- Narrated by: Christopher Eccleston
- Country of origin: United Kingdom
- No. of seasons: 2
- No. of episodes: 9

Production
- Running time: 50 minutes
- Production company: Lion Television

Original release
- Network: Channel 4
- Release: 25 April 2005 – 19 April 2006

= The Dark Side of Porn =

British documentary series (2005–2006)

The Dark Side of Porn is a documentary series that examines the adult entertainment industry. It was produced by Lion Television for Channel 4 in the United Kingdom between 25 April 2005 and 19 April 2006. The series is produced and directed by a different person for each episode, and narrated by Christopher Eccleston.

==Episodes==
===Season 1 (2005)===

| No. | Title | Original release date |
| 1 | "Porn Shutdown" | 25 April 2005 |
Darren James was diagnosed with HIV in early 2004, which led to a two-month shutdown of the adult movie industry in Los Angeles. Featuring Sharon Mitchell, founder of the Adult Industry Medical Health Care Foundation and Rob Black, producer of gonzo pornography.
| 2 | "Diary of a Porn Virgin" | 26 April 2005 |
This episode gives an insight in the lives of newcomers to the adult entertainment. From the initial approach to a glamour agency and the first sexy photo-shoot to the HIV test, the audition and the first hardcore shoot, it shows the gritty reality of what working in the pornographic industry means in Britain today. Narrated by Andrea Oliver.
| 3 | "Debbie Does Dallas Uncovered" | 27 April 2005 |
Also known as The Curse of Debbie Does Dallas, in the vein of Inside Deep Throat, it examines the history of the production and marketing of the 1978 cult hit Debbie Does Dallas, and is a study of the porn industry in the 1970s.

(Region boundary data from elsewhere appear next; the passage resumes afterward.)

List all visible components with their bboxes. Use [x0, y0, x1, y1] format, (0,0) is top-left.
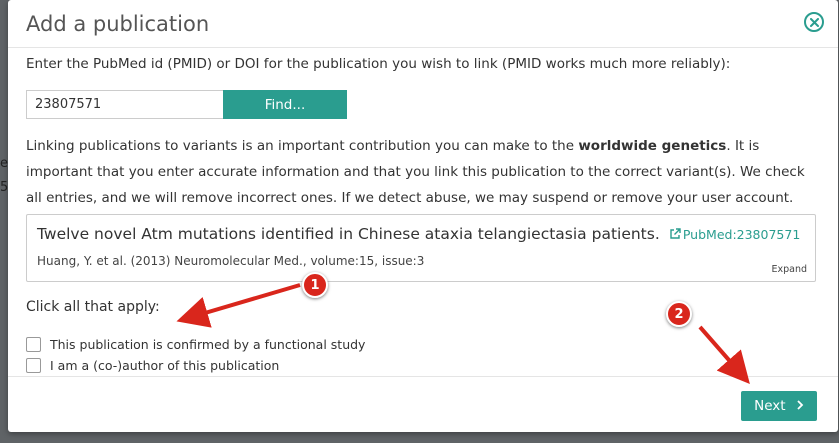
annotation-badge-2: 2 — [666, 301, 692, 327]
publication-card: Twelve novel Atm mutations identified in… — [26, 214, 816, 282]
annotation-badge-1: 1 — [302, 272, 328, 298]
background-text-fragment: e — [0, 156, 8, 171]
footer-divider — [8, 376, 838, 377]
expand-link[interactable]: Expand — [771, 264, 807, 275]
coauthor-checkbox[interactable] — [26, 358, 41, 373]
modal-title: Add a publication — [26, 12, 210, 36]
close-button[interactable] — [804, 12, 824, 32]
find-button[interactable]: Find... — [223, 90, 347, 119]
publication-title: Twelve novel Atm mutations identified in… — [37, 225, 660, 243]
header-divider — [8, 47, 838, 48]
warning-text: Linking publications to variants is an i… — [26, 133, 816, 211]
warning-text-part1: Linking publications to variants is an i… — [26, 138, 579, 154]
add-publication-modal: Add a publication Enter the PubMed id (P… — [8, 0, 838, 432]
publication-search-row: Find... — [26, 90, 347, 119]
functional-study-checkbox[interactable] — [26, 337, 41, 352]
pmid-input[interactable] — [26, 90, 223, 119]
chevron-right-icon — [797, 400, 804, 410]
coauthor-option[interactable]: I am a (co-)author of this publication — [26, 358, 279, 373]
next-button-label: Next — [754, 398, 786, 414]
background-page: e 5 — [0, 0, 8, 443]
close-circle-icon — [809, 17, 819, 27]
functional-study-label: This publication is confirmed by a funct… — [50, 337, 366, 352]
pubmed-link[interactable]: PubMed:23807571 — [669, 227, 800, 242]
publication-title-line: Twelve novel Atm mutations identified in… — [37, 224, 800, 243]
warning-text-bold: worldwide genetics — [578, 138, 727, 154]
instruction-text: Enter the PubMed id (PMID) or DOI for th… — [26, 56, 731, 72]
external-link-icon — [670, 228, 681, 239]
functional-study-option[interactable]: This publication is confirmed by a funct… — [26, 337, 365, 352]
publication-meta: Huang, Y. et al. (2013) Neuromolecular M… — [37, 254, 425, 268]
coauthor-label: I am a (co-)author of this publication — [50, 358, 280, 373]
pubmed-link-label: PubMed:23807571 — [682, 227, 801, 242]
click-all-label: Click all that apply: — [26, 299, 160, 315]
next-button[interactable]: Next — [741, 391, 817, 421]
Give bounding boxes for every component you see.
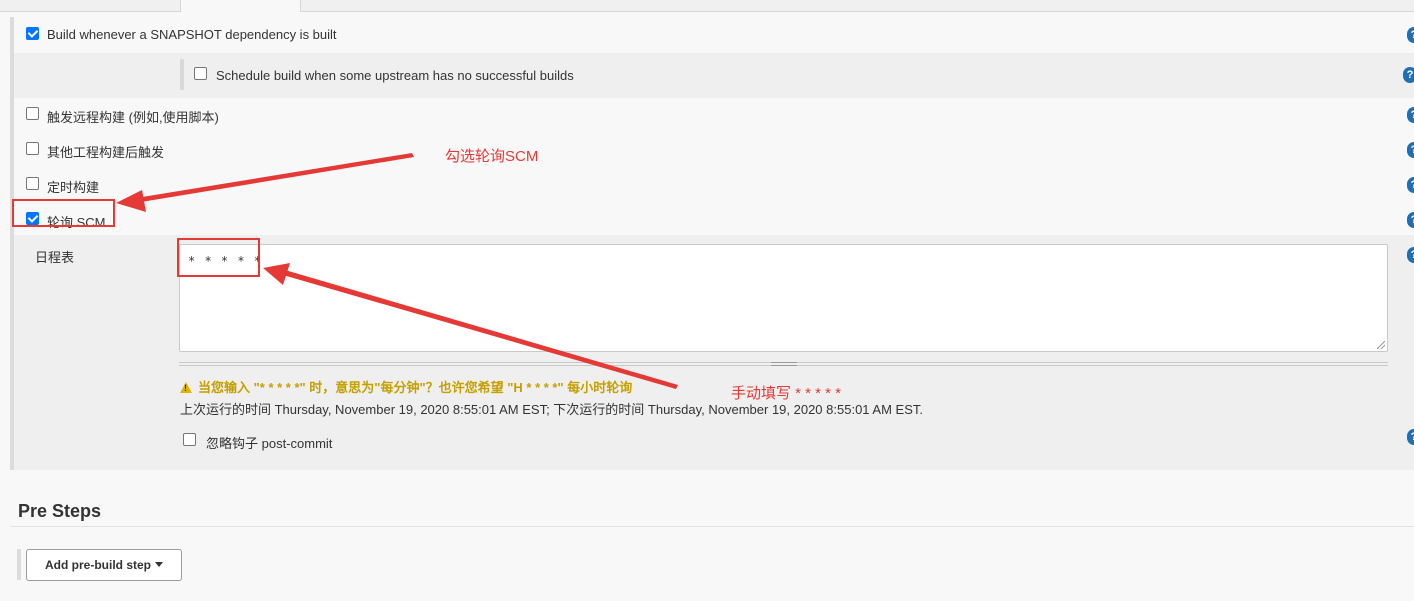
annotation-arrows [116, 153, 678, 389]
arrow-shaft-poll [135, 153, 414, 203]
arrowhead-poll-icon [116, 190, 146, 212]
arrowhead-schedule-icon [263, 263, 290, 285]
arrow-shaft-schedule [283, 270, 678, 389]
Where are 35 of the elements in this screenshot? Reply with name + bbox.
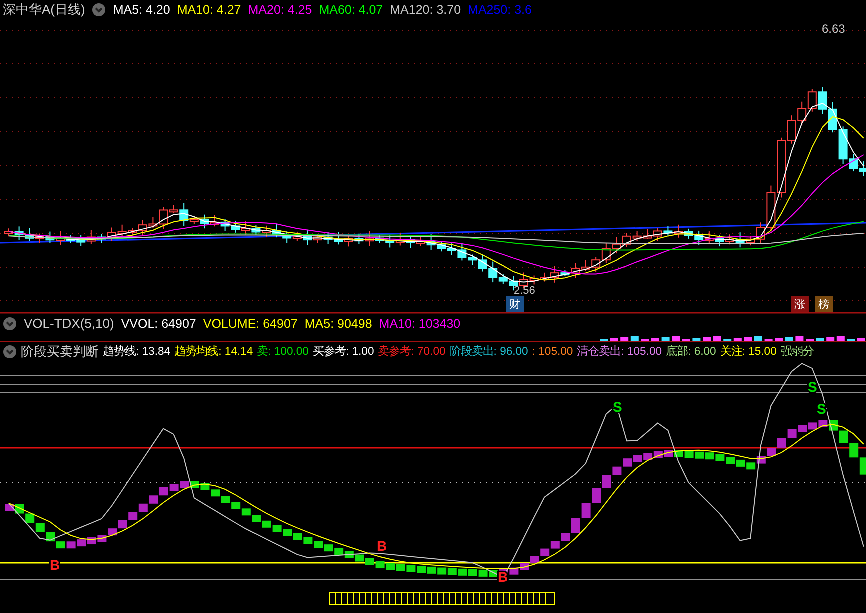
low-price-label: 2.56	[514, 285, 536, 297]
signal-marker: B	[498, 569, 508, 585]
indicator-value: 强弱分	[780, 344, 814, 359]
collapse-icon[interactable]	[3, 316, 17, 330]
indicator-value: MA20: 4.25	[248, 2, 312, 16]
collapse-icon[interactable]	[92, 2, 106, 16]
indicator-value: MA60: 4.07	[319, 2, 384, 16]
indicator-value: 卖: 100.00	[257, 344, 309, 359]
indicator-value: 清仓卖出: 105.00	[577, 344, 662, 359]
indicator-value: 趋势均线: 14.14	[174, 344, 254, 359]
indicator-value: MA10: 4.27	[177, 2, 242, 16]
signal-marker: S	[817, 401, 826, 417]
indicator-value: MA10: 103430	[379, 316, 461, 330]
high-price-label: 6.63	[822, 22, 846, 36]
indicator-value: MA120: 3.70	[390, 2, 462, 16]
event-badge[interactable]: 涨	[791, 296, 809, 312]
indicator-value: 底部: 6.00	[666, 344, 716, 359]
indicator-value: 趋势线: 13.84	[103, 344, 171, 359]
signal-marker: B	[377, 538, 388, 554]
indicator-title: 阶段买卖判断	[21, 342, 99, 360]
indicator-value: MA5: 90498	[304, 316, 372, 330]
indicator-value: VOLUME: 64907	[203, 316, 298, 330]
event-badge[interactable]: 财	[506, 296, 524, 312]
indicator-value: 卖参考: 70.00	[378, 344, 446, 359]
chart-title: 深中华A(日线)	[3, 0, 86, 18]
indicator-value: : 105.00	[532, 346, 574, 358]
indicator-title: VOL-TDX(5,10)	[24, 316, 114, 331]
event-badge[interactable]: 榜	[815, 296, 833, 312]
collapse-icon[interactable]	[3, 344, 17, 358]
indicator-value: MA250: 3.6	[468, 2, 532, 16]
indicator-value: 关注: 15.00	[720, 344, 777, 359]
indicator-value: 阶段卖出: 96.00	[450, 344, 528, 359]
indicator-value: 买参考: 1.00	[312, 344, 374, 359]
indicator-value: VVOL: 64907	[121, 316, 196, 330]
indicator-value: MA5: 4.20	[113, 2, 170, 16]
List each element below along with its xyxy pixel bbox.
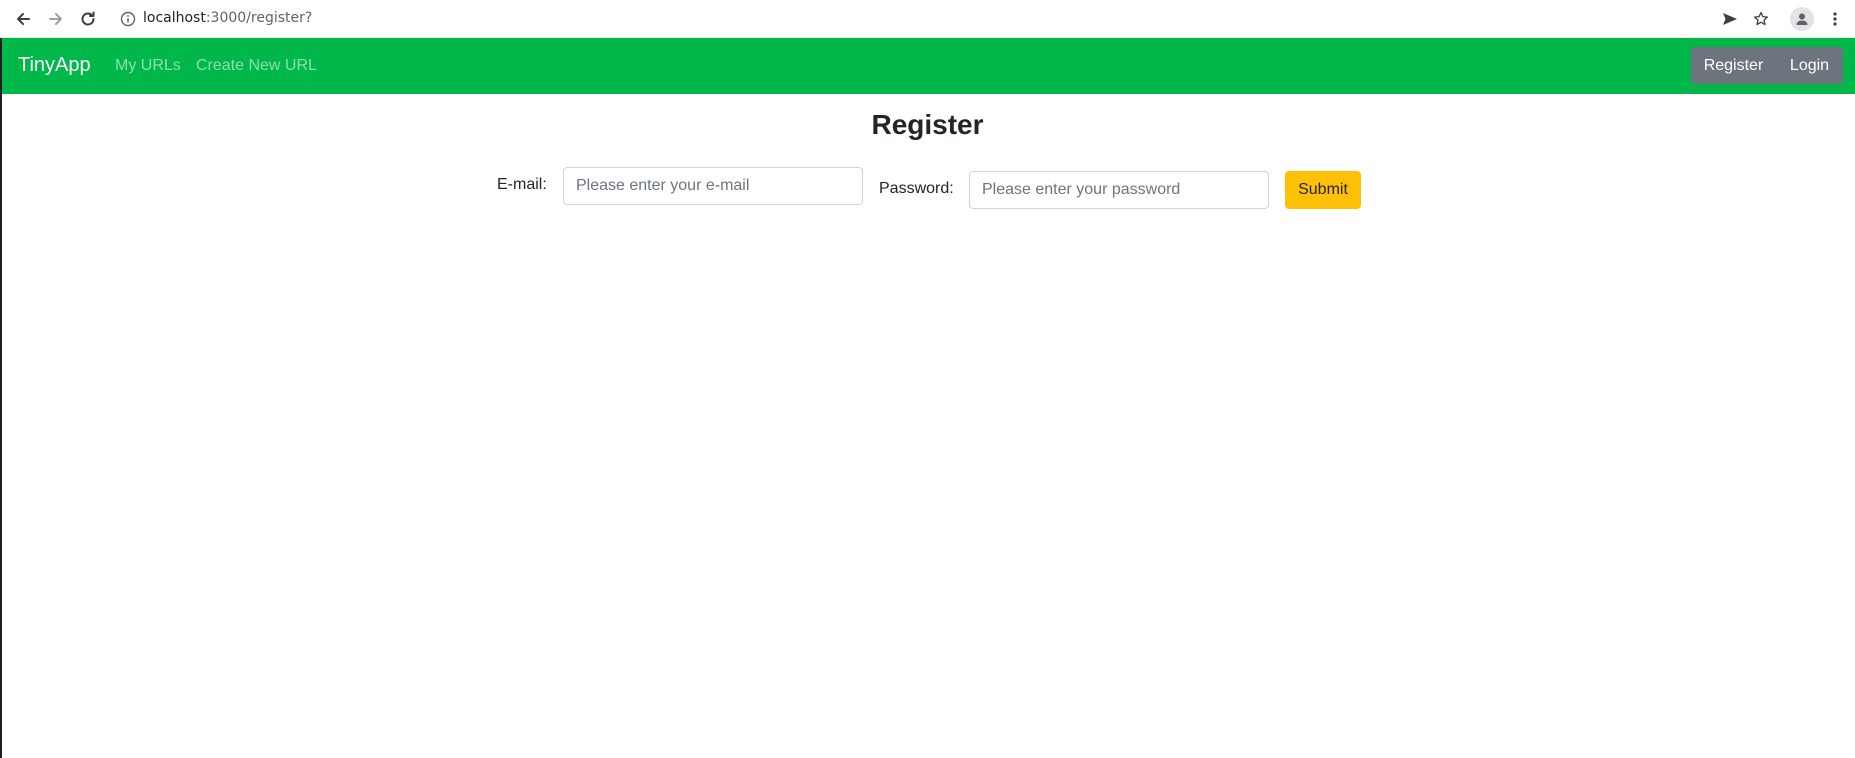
login-button[interactable]: Login [1776,47,1843,84]
forward-button[interactable] [44,7,68,31]
reload-button[interactable] [76,7,100,31]
bookmark-button[interactable] [1751,9,1771,29]
star-icon [1753,11,1769,26]
email-input[interactable] [563,167,863,205]
arrow-left-icon [17,13,30,25]
kebab-menu-icon [1833,12,1837,26]
url-path: :3000/register? [205,10,313,26]
arrow-right-icon [49,13,62,25]
submit-button[interactable]: Submit [1285,171,1361,209]
password-input[interactable] [969,171,1269,209]
profile-icon [1796,13,1808,25]
page-title: Register [871,109,984,140]
email-label: E-mail: [497,176,547,193]
url-host: localhost [143,10,206,26]
brand-link[interactable]: TinyApp [18,54,91,77]
browser-menu-button[interactable] [1823,7,1847,31]
profile-button[interactable] [1790,7,1814,31]
app-navbar: TinyApp My URLs Create New URL Register … [2,38,1855,94]
auth-button-group: Register Login [1691,47,1843,84]
reload-icon [81,11,95,26]
send-button[interactable] [1720,9,1740,29]
back-button[interactable] [11,7,35,31]
info-icon[interactable] [120,11,136,27]
nav-link-create-new-url[interactable]: Create New URL [196,57,317,75]
address-bar[interactable]: localhost:3000/register? [110,5,1780,33]
send-icon [1723,13,1737,25]
browser-toolbar: localhost:3000/register? [0,0,1855,38]
nav-link-my-urls[interactable]: My URLs [115,57,181,75]
window-edge [0,38,2,758]
register-button[interactable]: Register [1691,47,1776,84]
password-label: Password: [879,180,954,197]
url-text[interactable]: localhost:3000/register? [143,10,312,26]
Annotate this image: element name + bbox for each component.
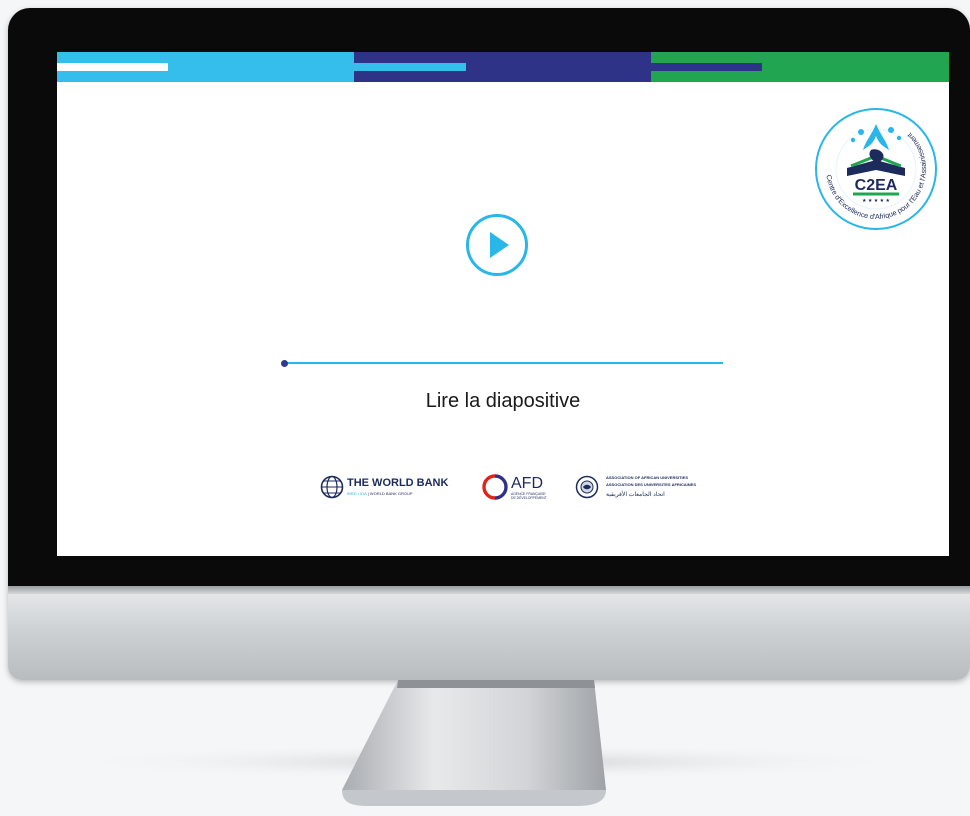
slide-screen: Centre d'Excellence d'Afrique pour l'Eau… [57, 52, 949, 556]
logo-stars: ★ ★ ★ ★ ★ [862, 198, 890, 204]
header-stripes [57, 52, 949, 82]
progress-track [283, 362, 723, 364]
afd-logo: AFD AGENCE FRANÇAISE DE DÉVELOPPEMENT [482, 472, 562, 502]
stripe-green [651, 52, 949, 82]
progress-handle[interactable] [281, 360, 288, 367]
aau-arabic: اتحاد الجامعات الأفريقية [606, 492, 665, 498]
play-slide-label[interactable]: Lire la diapositive [303, 390, 703, 413]
afd-ring-icon [482, 474, 508, 500]
stripe-light-blue [57, 52, 354, 82]
aau-line2: ASSOCIATION DES UNIVERSITES AFRICAINES [606, 482, 697, 487]
world-bank-logo: THE WORLD BANK IBRD • IDA | WORLD BANK G… [319, 472, 469, 502]
afd-sub: AGENCE FRANÇAISE DE DÉVELOPPEMENT [511, 492, 547, 500]
world-bank-sub: IBRD • IDA | WORLD BANK GROUP [347, 491, 413, 496]
stripe-navy [354, 52, 651, 82]
play-icon [490, 232, 509, 258]
aau-emblem-icon [575, 475, 599, 499]
aau-logo: ASSOCIATION OF AFRICAN UNIVERSITIES ASSO… [573, 472, 713, 502]
world-bank-name: THE WORLD BANK [347, 477, 449, 489]
monitor-chin [8, 586, 970, 680]
logo-brand-text: C2EA [855, 177, 898, 194]
aau-line1: ASSOCIATION OF AFRICAN UNIVERSITIES [606, 475, 689, 480]
afd-name: AFD [511, 475, 543, 492]
globe-icon [320, 475, 344, 499]
monitor: Centre d'Excellence d'Afrique pour l'Eau… [8, 8, 970, 680]
c2ea-logo: Centre d'Excellence d'Afrique pour l'Eau… [815, 108, 937, 230]
slide-progress-bar[interactable] [281, 360, 725, 367]
play-button[interactable] [466, 214, 528, 276]
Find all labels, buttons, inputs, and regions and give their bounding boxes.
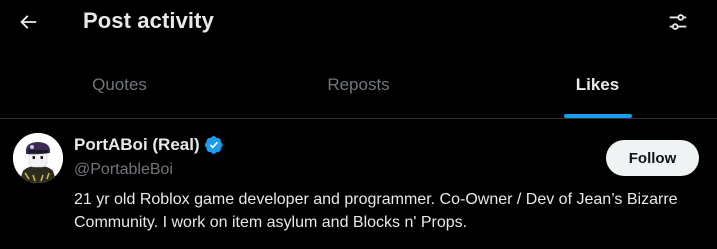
user-handle[interactable]: @PortableBoi [74,161,173,179]
sliders-icon [669,14,687,30]
active-tab-indicator [563,114,632,118]
back-button[interactable] [10,4,46,40]
tab-label: Reposts [327,75,390,94]
verified-badge-icon[interactable] [204,135,224,155]
display-name[interactable]: PortABoi (Real) [74,135,200,155]
user-bio: 21 yr old Roblox game developer and prog… [74,191,678,231]
roblox-avatar-image [13,133,63,183]
avatar[interactable] [13,133,63,183]
tab-reposts[interactable]: Reposts [239,52,478,118]
tab-likes[interactable]: Likes [478,52,717,118]
tab-quotes[interactable]: Quotes [0,52,239,118]
tab-bar: Quotes Reposts Likes [0,52,717,119]
name-row: PortABoi (Real) [74,133,224,157]
follow-button[interactable]: Follow [606,140,699,176]
user-cell[interactable]: PortABoi (Real) @PortableBoi Follow 21 y… [0,119,717,249]
tab-label: Quotes [92,75,147,94]
tab-label: Likes [575,75,620,94]
arrow-left-icon [20,15,37,29]
top-bar: Post activity [0,0,717,44]
filter-button[interactable] [660,4,696,40]
page-title: Post activity [83,8,214,33]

Interviews with former porn stars also try to uncover the mystery of Bambi Woods, the starlet who disappeared from the industry soon after Debbie Does Dallas and was rumoured to have connections with the mafia and problems with the FBI. Featuring interviews with Robin Byrd, female actress in the movie and Bill Kelly, a former FBI agent once working on an undercover operation to bust pornographic producers.
| 4 | "Death of a Porn Star" | 28 April 2005 |
This episode examines the mystery surrounding the death of Lolo Ferrari. Featuring candid interviews with Lolo's mother, her plastic surgeon and her husband. Narrated by Jamie Glover.

===Season 2 (2006)===

| No. overall | No. in season | Title | Original release date |
| 5 | 1 | "Amateur Porn" | 10 April 2006 |
This episode examines what is going on in the British sex industry, where new male actors are lining up to do a job without getting paid.
| 6 | 2 | "Me and My Slaves" | 11 April 2006 |
This episode is centered around "Rick", a professional BDSM Master who wants to quit the job after doing it for 25 years. Over a period of more than a year, Rick talks intimately about his life.
| 7 | 3 | "Hunting Emmanuelle" | 12 April 2006 |
This episode examines the cultural impact of the movie Emmanuelle. Featuring an interview with Sylvia Kristel.
| 8 | 4 | "Does Snuff Exist?" | 18 April 2006 |
This episode investigates the truth behind snuff movies. It features the 1997 German case where Ernst Dieter Korzen and Stefan Michael Mahn kidnapped a prostitute and recorded her torture. Narrated by Ian Michie. It includes an interview with British detective superintendent Michael Hames.
| 9 | 5 | "The Real Animal Farm" | 19 April 2006 |
Looks into the story behind bestiality porn movies, and discusses the notorious Animal Farm video. Several interviewees, including David Kerekes (co-author of Killing For Culture and See No Evil), author Phil Tonge, feminist writer Germaine Greer and British pornographer Ben Dover, all admitted to having seen bootlegs of Animal Farm in the 1980s, but were apparently unaware that there was no such film — the entity referred to as such was merely a number of existing bestiality shorts tacked together. The documentary also told the story of Bodil Joensen, a psychologically traumatized young woman whose brief notoriety as the "Queen of Bestiality" was followed by a downward spiral of alcohol abuse and prostitution before her death of cirrhosis of the liver at the age of forty, and featured an interview with the Danish pornographer Ole Ege. Narrated by John Simm.